Wednesday, January 1, 2014
And one more kind of motion picture storytelling...
Sometime around Fall of last year, I decided I want to add another rule to my "150 Films in 2013" goal:
- Completing a narrative video game counts as one film.
I've loved video games since I first played Space Invaders at my cousin's house in New York back in 1981. But above all, my first and greatest creative love has been visual storytelling, and particularly motion picture storytelling. I mean "motion picture" in the most literal sense here: images that move and tell a story, not just narrative fiction films, but documentaries, television, animation of all kinds - and video games.
And just as with comics before them (and as with movies before comics), video games have truly come of age as a medium and as an artform. And just like "comics," "video games" has become a term that no longer accurately describes so much of the work - and so much of the best work - in the medium. “Maus” and “Watchmen” have moments of comic relief, but neither of them are trying to provide the kind of bite-size amusement of “Garfield” or “The Wizard of Id.” Even some of the work that is being produced in the same way (even on the same page) as “Garfield” like “Calvin and Hobbes” or “Doonesbury” has more on its mind that just amusing you.
The same thing is happening with games - you can’t get a high score on “Journey” and you can’t play multi-player deathmatch in “Dear Esther.” What’s happened to the medium, as with comics, is not that its core has been replaced - Marvel Comics ain’t going nowhere and nor are “Candy Crush.” “Call of Duty” or the brothers Mario - nor should they. What’s happening is an expansion, diversification and deepening of what the medium can do, what it can be creatively.
I love that diversity, I love the ability of each individual medium to go in as many different directions as possible. I love the way that different mediums interact and influence each other and the way that mediums evolve over time. I love the way that each medium can be used to do things that no other medium can.
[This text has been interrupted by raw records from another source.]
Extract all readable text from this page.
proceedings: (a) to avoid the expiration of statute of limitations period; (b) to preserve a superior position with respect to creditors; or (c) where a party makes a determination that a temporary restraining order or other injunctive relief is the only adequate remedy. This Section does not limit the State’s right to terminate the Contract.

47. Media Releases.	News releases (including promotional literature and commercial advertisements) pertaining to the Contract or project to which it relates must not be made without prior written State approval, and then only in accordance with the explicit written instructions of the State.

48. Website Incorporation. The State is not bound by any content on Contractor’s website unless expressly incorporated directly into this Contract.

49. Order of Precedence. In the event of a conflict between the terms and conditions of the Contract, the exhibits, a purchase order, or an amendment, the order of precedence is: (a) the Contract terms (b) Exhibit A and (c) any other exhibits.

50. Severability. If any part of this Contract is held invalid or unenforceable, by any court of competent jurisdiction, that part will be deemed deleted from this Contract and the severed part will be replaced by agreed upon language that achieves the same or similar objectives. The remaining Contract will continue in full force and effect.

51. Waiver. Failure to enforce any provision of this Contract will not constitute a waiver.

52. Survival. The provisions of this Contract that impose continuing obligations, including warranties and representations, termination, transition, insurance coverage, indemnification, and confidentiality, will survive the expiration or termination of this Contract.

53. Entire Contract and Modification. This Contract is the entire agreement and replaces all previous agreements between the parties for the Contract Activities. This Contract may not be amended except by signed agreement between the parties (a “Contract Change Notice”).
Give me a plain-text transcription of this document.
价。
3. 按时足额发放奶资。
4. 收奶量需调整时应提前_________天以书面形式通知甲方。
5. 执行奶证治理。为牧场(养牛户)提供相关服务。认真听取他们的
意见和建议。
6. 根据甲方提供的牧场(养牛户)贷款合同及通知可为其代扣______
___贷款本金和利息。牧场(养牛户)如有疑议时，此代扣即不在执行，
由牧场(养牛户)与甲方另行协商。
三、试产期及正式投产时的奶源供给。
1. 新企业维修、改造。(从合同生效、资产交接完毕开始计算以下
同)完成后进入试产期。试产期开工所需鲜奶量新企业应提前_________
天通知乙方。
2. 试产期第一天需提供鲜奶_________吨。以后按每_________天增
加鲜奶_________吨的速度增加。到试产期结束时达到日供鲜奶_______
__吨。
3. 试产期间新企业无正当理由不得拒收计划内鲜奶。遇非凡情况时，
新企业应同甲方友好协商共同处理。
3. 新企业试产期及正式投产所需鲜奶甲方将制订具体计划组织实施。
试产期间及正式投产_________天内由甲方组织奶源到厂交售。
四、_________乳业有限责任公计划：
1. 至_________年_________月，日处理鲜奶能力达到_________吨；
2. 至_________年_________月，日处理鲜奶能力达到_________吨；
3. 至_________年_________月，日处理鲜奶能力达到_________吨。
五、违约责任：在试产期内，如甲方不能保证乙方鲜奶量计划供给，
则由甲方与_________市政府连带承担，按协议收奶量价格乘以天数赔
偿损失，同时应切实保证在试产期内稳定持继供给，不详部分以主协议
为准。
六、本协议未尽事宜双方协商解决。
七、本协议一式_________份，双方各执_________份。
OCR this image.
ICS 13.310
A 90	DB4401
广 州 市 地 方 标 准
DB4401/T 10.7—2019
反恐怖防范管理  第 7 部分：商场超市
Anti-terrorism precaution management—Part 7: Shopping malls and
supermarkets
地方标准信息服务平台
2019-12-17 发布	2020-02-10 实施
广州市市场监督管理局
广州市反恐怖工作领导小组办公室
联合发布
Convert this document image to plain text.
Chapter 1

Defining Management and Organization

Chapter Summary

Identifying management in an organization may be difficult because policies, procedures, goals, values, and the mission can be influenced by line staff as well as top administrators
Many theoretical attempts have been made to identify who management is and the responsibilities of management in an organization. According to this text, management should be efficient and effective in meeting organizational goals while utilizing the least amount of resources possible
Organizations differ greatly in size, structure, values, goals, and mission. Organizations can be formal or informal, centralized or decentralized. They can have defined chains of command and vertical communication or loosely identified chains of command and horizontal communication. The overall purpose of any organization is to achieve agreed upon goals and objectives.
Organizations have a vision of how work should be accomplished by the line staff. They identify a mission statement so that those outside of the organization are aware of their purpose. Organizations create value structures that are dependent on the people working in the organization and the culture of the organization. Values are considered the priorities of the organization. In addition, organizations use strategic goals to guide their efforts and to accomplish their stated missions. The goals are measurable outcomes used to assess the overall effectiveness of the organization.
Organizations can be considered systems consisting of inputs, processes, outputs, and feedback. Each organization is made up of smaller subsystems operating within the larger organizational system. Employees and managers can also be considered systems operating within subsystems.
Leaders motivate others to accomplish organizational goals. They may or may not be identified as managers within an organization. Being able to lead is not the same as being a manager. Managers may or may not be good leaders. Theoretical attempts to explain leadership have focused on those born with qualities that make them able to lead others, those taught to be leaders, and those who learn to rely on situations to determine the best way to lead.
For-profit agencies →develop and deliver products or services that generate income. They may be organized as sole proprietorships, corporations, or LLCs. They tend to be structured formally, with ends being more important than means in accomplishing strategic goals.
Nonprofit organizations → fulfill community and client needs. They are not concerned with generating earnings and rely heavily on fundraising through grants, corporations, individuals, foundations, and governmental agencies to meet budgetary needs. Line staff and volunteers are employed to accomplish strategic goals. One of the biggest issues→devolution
I’m going to be completely subjective in what I decide is worthy of counting towards my annual film quota, but my focus will be on games that tell interesting stories in interesting ways. I loved “Luigi’s Mansion” and “Fire Emblem” this year and am glad I played them, but they’re not games that are trying to do anything new or different with their narrative. Games that certainly would make the list would be “The Last of Us.” “The Walking Dead,” “Puppeteer,” "Shadow of the Colossus" and “Gone Home” and “Thomas Was Alone.” I look forward to playing and writing about games like these that are telling great stories and exploring and honing the ways that their players experience them.
Enough posting for today, bring on the films / games / shows!